De repente, como se alguma coisa se soltasse dentro dela, Elisa sentiu os olhos se encherem de lágrimas.

— Eu não quero que ele morra. – murmurou por fim.

— Ai não... – ele arregalou os olhos e se aproximou, sem jeito – Não fica assim, eu não quis fazer você chorar.

— Não é culpa sua, é que... É que eu sei que estamos em lados diferentes e... que deveríamos ser inimigos, mas... – ela o abraçou com força – Eu não queria que fosse assim, eu não quero que ele lute com vocês...

— Calma... – ele deu tapinhas na jovem, um pouco sem jeito, tentando confortá-la.

— Porque eu não posso torcer por ele... Não quero que ele e Hades vençam mas... também não quero que ele morra.

— Eu entendo. – murmurou ele.

— Vocês não tem medo de morrer? – ela perguntou, os olhos pareciam muito grandes em seu rosto.

— Na verdade eu não tenho. – ele respondeu com indiferença – E imagino que meus companheiros também não. Para dizer a verdade – um sorriso enviesado surgiu em seu rosto – eu provavelmente não vou sobreviver a essa guerra.

— Por quê? – os olhos dela ficaram ainda maiores.

— Normalmente quase todo mundo morre na guerra santa. – ele não parecia nem remotamente preocupado – Meu mestre Sage esteve presente na última há 200 anos e, dos cavaleiros de ouro, foi o único sobrevivente.

— Meu Deus... – ela levou uma das mãos à boca.

— Está tudo bem. É o destino dos cavaleiros, nossa missão na Terra é lutar por Atena.

— Atena deve ser uma ótima deusa.

— Por quê? – ele agora parecia surpreso e curioso com a afirmação dela.

— Por ter cavaleiros tão bons e tão dedicados a ela.

— Ora... – ele ficou bastante sem graça – Você até poderia dizer isso do Sísifo ou do Aldebaran, mas eu não...

— Você foi muito gentil comigo, sem nem me conhecer. - ela insistiu.

— Acho que você vai gostar de conhecer Atena. – ele fez um muxoxo - Ela também é assim toda sentimental.

— Vocês são muito corajosos... Entram nessa guerra dispostos a dar a vida...
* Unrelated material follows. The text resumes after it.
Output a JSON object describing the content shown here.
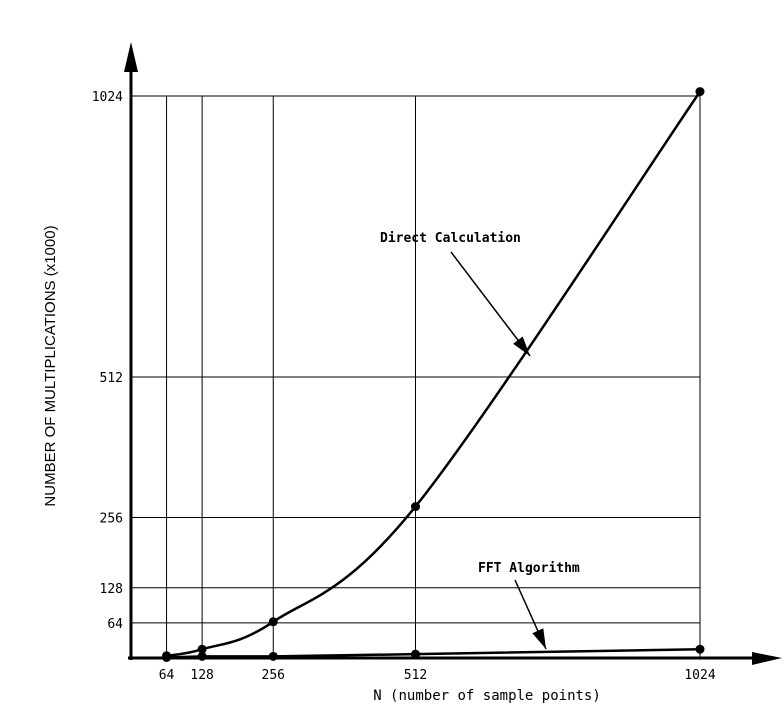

— É o nosso destino... Mas eu gosto de saber que vim para esse mundo com um propósito. Dizem que algumas vezes a mesma alma acompanha a armadura por diversas gerações. A de Câncer pelo jeito não, porque o mestre Sage está ainda bem vivo. Às vezes eu penso no fato dele ter virado o grande mestre, se o meu destino fosse esse... - ele fez uma careta - por sorte, o mais cotado para isso é o Sísifo. Eu não tem a menor vontade de fazer esse papel. Provavelmente eu estaria bem lá embaixo da lista, junto com o Kardia, aquele alucinado.

Elisa o observou rir, fascinada e percebeu que ele estava mesmo sendo sincero. Não havia ambição ou inveja em sua voz, pelo contrário, parecia haver um certo alívio por saber que tal responsabilidade não cairia sobre ele. Além disso, ele parecia estar dizendo aquilo tudo mais para si  mesmo do que para ela. Principalmente porque ela não fazia ideia de quem eram aquelas pessoas sobre as quais ele estava falando.
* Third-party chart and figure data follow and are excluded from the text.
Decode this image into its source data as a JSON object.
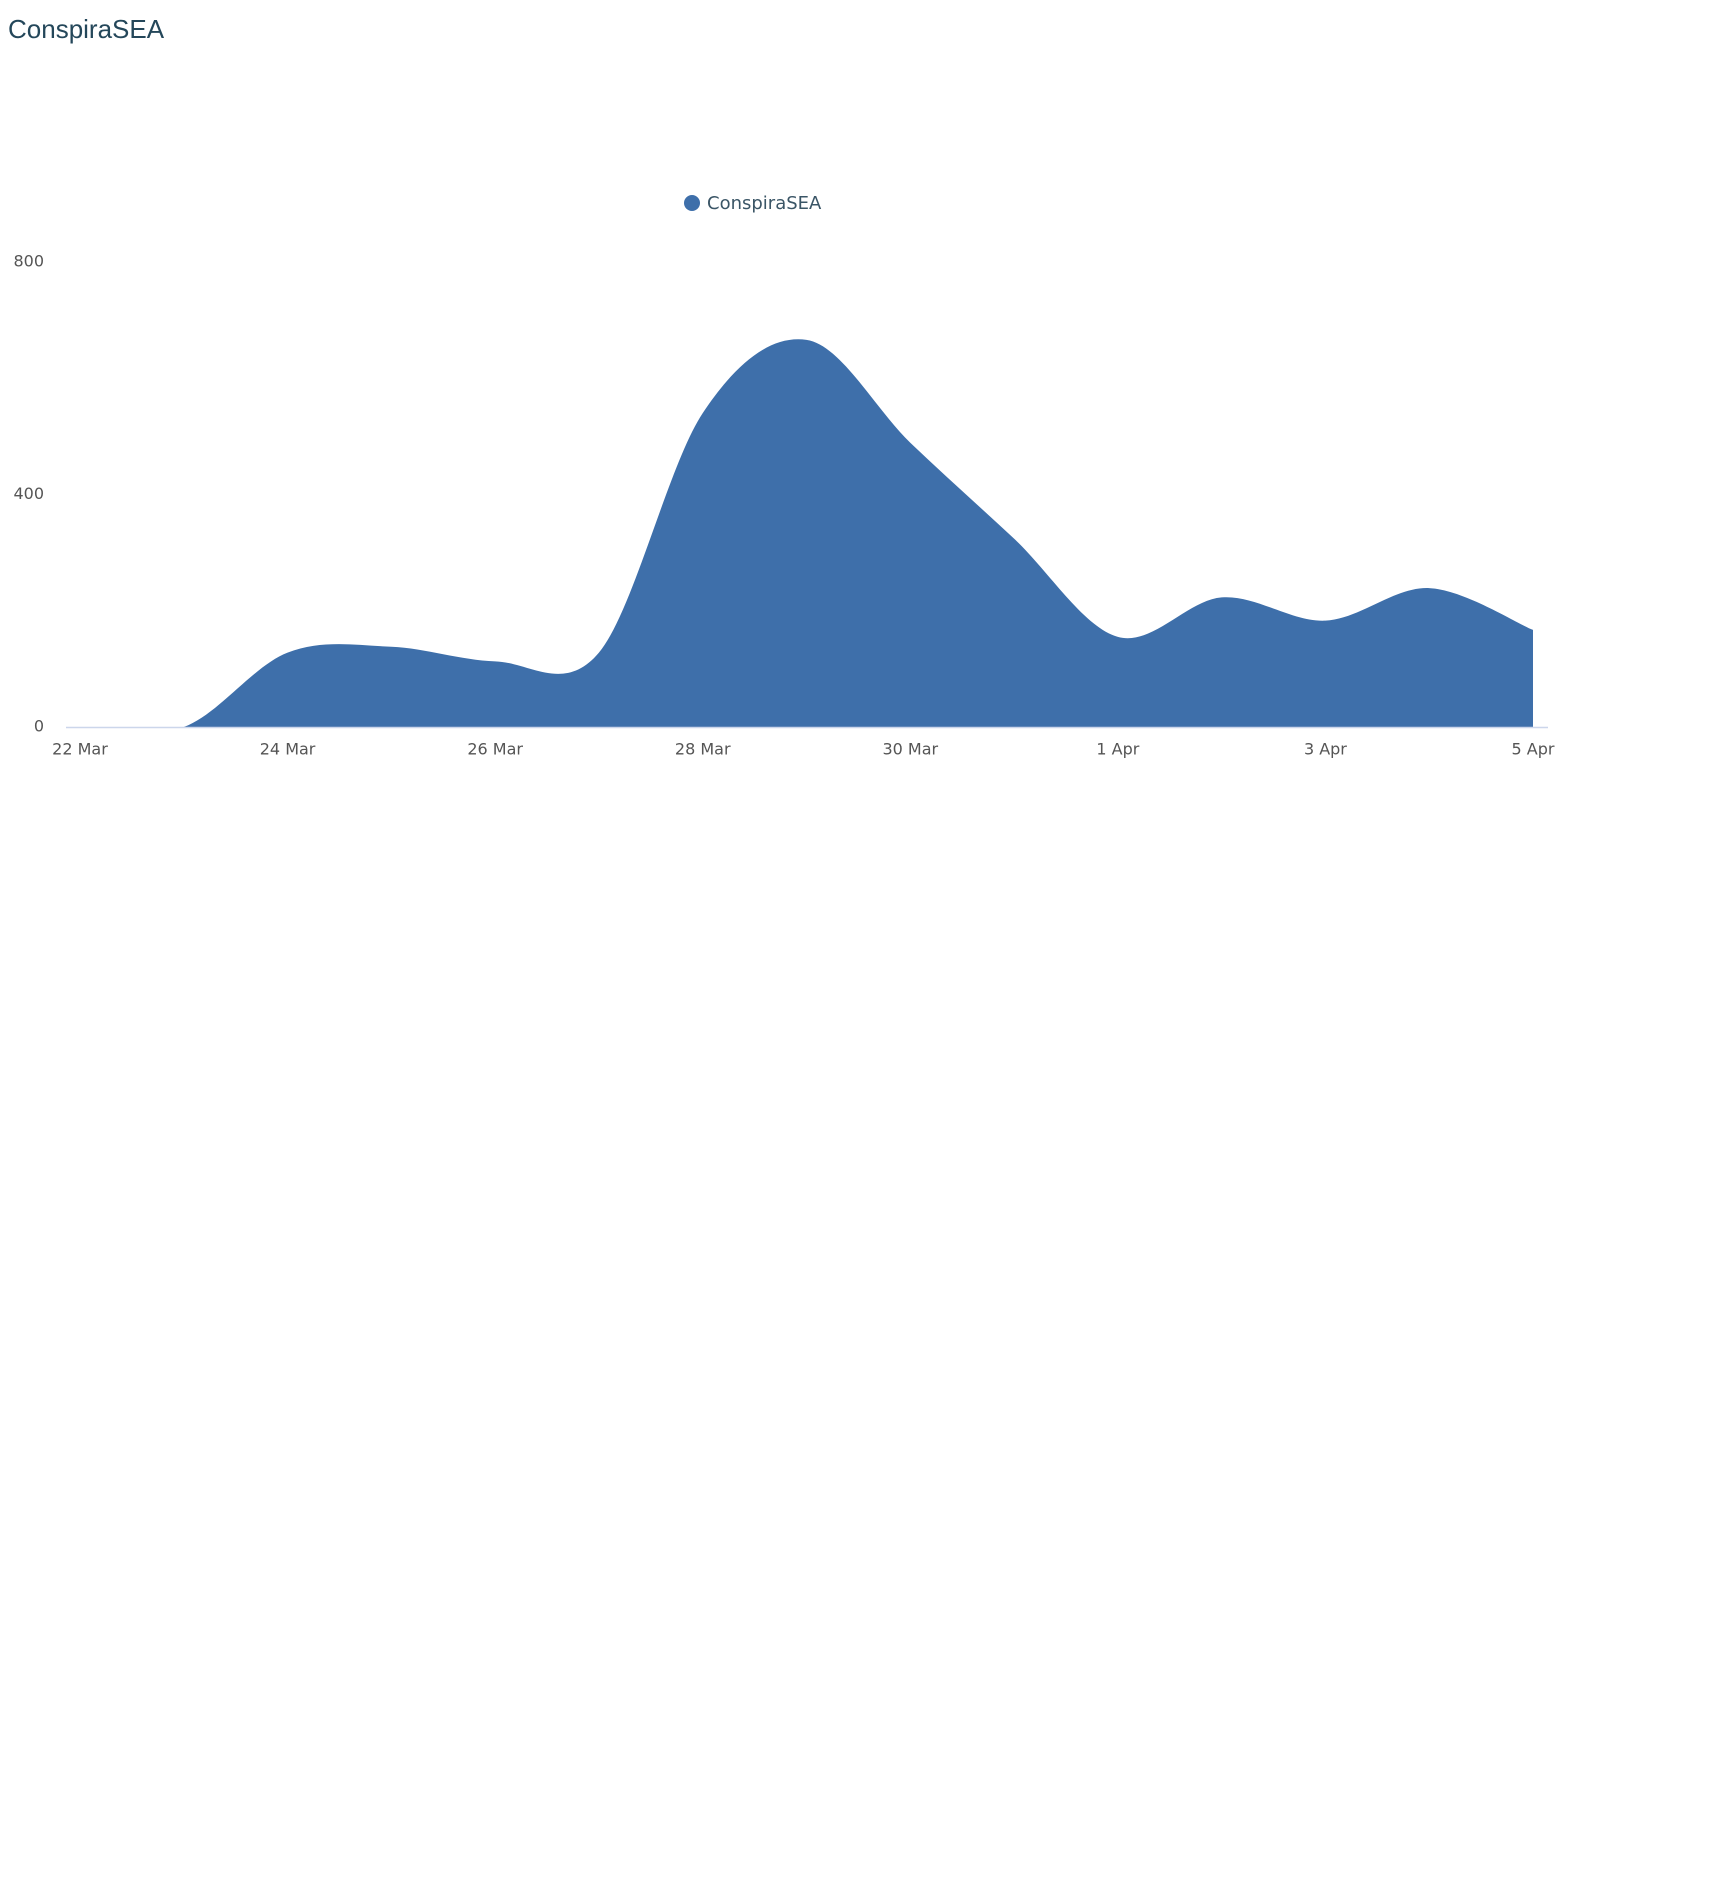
{
  "chart_data": {
    "type": "area",
    "title": "ConspiraSEA",
    "categories": [
      "22 Mar",
      null,
      "24 Mar",
      null,
      "26 Mar",
      null,
      "28 Mar",
      null,
      "30 Mar",
      null,
      "1 Apr",
      null,
      "3 Apr",
      null,
      "5 Apr"
    ],
    "series": [
      {
        "name": "ConspiraSEA",
        "color": "#3e6faa",
        "values": [
          0,
          0,
          128,
          138,
          113,
          128,
          540,
          666,
          489,
          324,
          155,
          223,
          183,
          239,
          167
        ]
      }
    ],
    "ylim": [
      0,
      800
    ],
    "yticks": [
      0,
      400,
      800
    ],
    "grid": false,
    "legend": "top"
  }
}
— Imagino que seja difícil saber que seu destino é assim tão duro e incerto.

— Na verdade não ligo muito para isso, como eu já disse, não tenho medo de morrer. E, além do mais, Atena é realmente uma ótima deusa. – ele sorriu – Por ela vale a pena.

Ambos ficaram em silêncio por alguns instantes, digerindo aquela estranha conversa.

— Bom, garota, está na hora de voltar. A guerra não para e eu tenho muitos problemas para resolver ainda, como aquele cabeçudo do cavaleiro de Pégaso.

 - Sim, vamos. - ela o acompanhou, pensativa - Ainda tenho pacientes para ajudar a cuidar.

— Você ainda não me disse seu nome, garota.

— Elisa.

— Espero que você seja uma das sobreviventes para contar essa história, Elisa.